Near the end of the essay, Gaitskill offers an anecdote about an acquaintance who came on to her later in life, and whom she turned down by saying, “It would be very ugly for both of us. Is that really what you want?” But shortly after recounting the anecdote, she admits to making an editorial decision: “In the original version of this essay I didn’t mention that when I woke up the next day, I couldn’t stop thinking about him.” In fact, she and her acquaintance became lovers for the next two years. “In omitting the aftermath of that ‘responsible’ decision,” Gaitskill writes, “I was making the messy situation far too clear-cut, actually undermining my own argument by making it about propriety rather than the kind of fluid emotional negotiation that I see as necessary for personal responsibility.”

It’s easy to see why a writer might do that: to prove a point, to avoid being seen as a hypocrite, or, more likely, to evoke a particular reaction. The truth that ends up on a page can never be the same as the truth as it occurred in the moment, and when nonfiction writers are the protagonists of their own work, this “versioning” becomes more salient. Revision takes place as soon as words are used to describe something that happened. Writing is a form of crystallization; it makes effervescent moments last as long as language will, but the specificity of language itself can be a kind of cage. For Gaitskill, then, writing about revision is a canny formal decision, calling the reader’s attention to the potential doorways and paths not taken in the process of the essay’s construction.

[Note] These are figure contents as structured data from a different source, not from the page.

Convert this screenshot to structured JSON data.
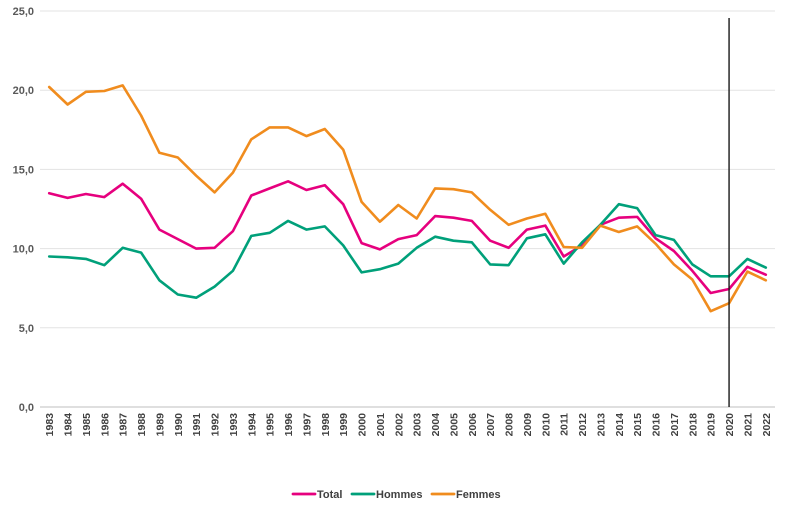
{
  "chart_data": {
    "type": "line",
    "title": "",
    "xlabel": "",
    "ylabel": "",
    "ylim": [
      0,
      25
    ],
    "yticks": [
      "0,0",
      "5,0",
      "10,0",
      "15,0",
      "20,0",
      "25,0"
    ],
    "grid": "horizontal",
    "legend_position": "bottom",
    "marker_line_year": "2020",
    "x": [
      "1983",
      "1984",
      "1985",
      "1986",
      "1987",
      "1988",
      "1989",
      "1990",
      "1991",
      "1992",
      "1993",
      "1994",
      "1995",
      "1996",
      "1997",
      "1998",
      "1999",
      "2000",
      "2001",
      "2002",
      "2003",
      "2004",
      "2005",
      "2006",
      "2007",
      "2008",
      "2009",
      "2010",
      "2011",
      "2012",
      "2013",
      "2014",
      "2015",
      "2016",
      "2017",
      "2018",
      "2019",
      "2020",
      "2021",
      "2022"
    ],
    "series": [
      {
        "name": "Total",
        "color": "#e6007e",
        "values": [
          13.5,
          13.2,
          13.45,
          13.25,
          14.1,
          13.15,
          11.2,
          10.6,
          10.0,
          10.05,
          11.1,
          13.35,
          13.8,
          14.25,
          13.7,
          14.0,
          12.8,
          10.35,
          9.95,
          10.6,
          10.85,
          12.05,
          11.95,
          11.75,
          10.5,
          10.05,
          11.2,
          11.45,
          9.5,
          10.2,
          11.5,
          11.95,
          12.0,
          10.65,
          9.85,
          8.6,
          7.2,
          7.45,
          8.85,
          8.35
        ]
      },
      {
        "name": "Hommes",
        "color": "#00a07a",
        "values": [
          9.5,
          9.45,
          9.35,
          8.95,
          10.05,
          9.75,
          8.0,
          7.1,
          6.9,
          7.6,
          8.6,
          10.8,
          11.0,
          11.75,
          11.2,
          11.4,
          10.2,
          8.5,
          8.7,
          9.05,
          10.05,
          10.75,
          10.5,
          10.4,
          9.0,
          8.95,
          10.65,
          10.9,
          9.05,
          10.4,
          11.5,
          12.8,
          12.55,
          10.85,
          10.55,
          9.0,
          8.25,
          8.25,
          9.35,
          8.8
        ]
      },
      {
        "name": "Femmes",
        "color": "#f08c1e",
        "values": [
          20.2,
          19.1,
          19.9,
          19.95,
          20.3,
          18.4,
          16.05,
          15.75,
          14.6,
          13.55,
          14.8,
          16.9,
          17.65,
          17.65,
          17.1,
          17.55,
          16.25,
          12.95,
          11.7,
          12.75,
          11.9,
          13.8,
          13.75,
          13.55,
          12.45,
          11.5,
          11.9,
          12.2,
          10.1,
          10.05,
          11.45,
          11.05,
          11.4,
          10.3,
          9.0,
          8.05,
          6.05,
          6.55,
          8.55,
          8.0
        ]
      }
    ]
  }
}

There is no way any of us could have seen the original version of the essay. That Gaitskill admits that one existed is to suggest that the events of our lives can be presented in multiple ways. Acknowledging that she felt the desire to craft a simpler, neater story is a way of showing her hand—her own desire to follow the rules, even as she shirks them. And revealing the “actual” outcome, in which she and the acquaintance become lovers, is portrayed as an act of honesty, tempering our instinct toward narrative simplification. After all, life is never so clear-cut, and representing it as such leaves us thinking that there really are some kind of rules to be followed. Gaitskill can’t shrink the distance between metaphorical truth and actual truth any more than the rest of us can, but she knows that this space exists, and she values the two points that make it so.

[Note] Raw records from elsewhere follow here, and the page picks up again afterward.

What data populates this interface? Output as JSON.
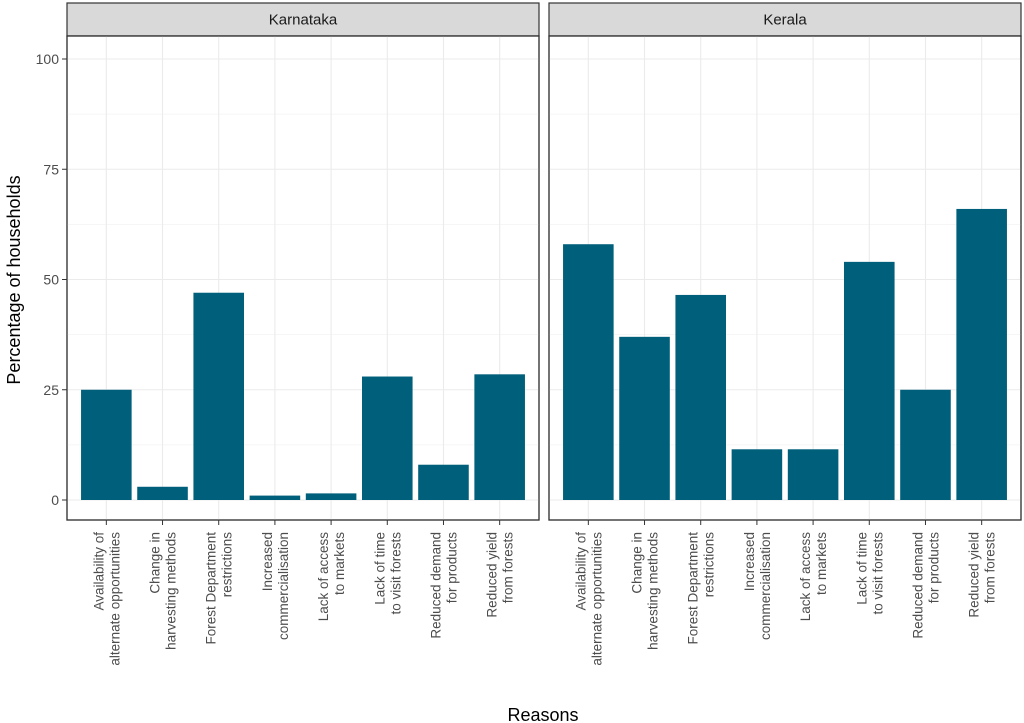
{
  "chart_data": {
    "type": "bar",
    "xlabel": "Reasons",
    "ylabel": "Percentage of households",
    "ylim": [
      0,
      100
    ],
    "yticks": [
      0,
      25,
      50,
      75,
      100
    ],
    "grid": true,
    "bar_color": "#005f7a",
    "categories": [
      "Availability of\nalternate opportunities",
      "Change in\nharvesting methods",
      "Forest Department\nrestrictions",
      "Increased\ncommercialisation",
      "Lack of access\nto markets",
      "Lack of time\nto visit forests",
      "Reduced demand\nfor products",
      "Reduced yield\nfrom forests"
    ],
    "panels": [
      {
        "name": "Karnataka",
        "values": [
          25,
          3,
          47,
          1,
          1.5,
          28,
          8,
          28.5
        ]
      },
      {
        "name": "Kerala",
        "values": [
          58,
          37,
          46.5,
          11.5,
          11.5,
          54,
          25,
          66
        ]
      }
    ]
  }
}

While reading Somebody With a Little Hammer, I found myself being challenged in an unusual way. I wanted to know what to think, but Gaitskill wouldn’t tell me; I had to put serious energy into figuring that out for myself. Much of the book consists of music, film, and book reviews, and I kept thinking to myself, “Well, but is it any good?” There are no grades in Gaitskill’s critical world, no two-, three-, and four-star ratings. Indeed, a person might ask the same question of this collection itself. But in the end, the most illuminating lesson isn’t found in any of the essays; it lies within the energy and attitude of Gaitskill’s writing—and what it asks of us as readers.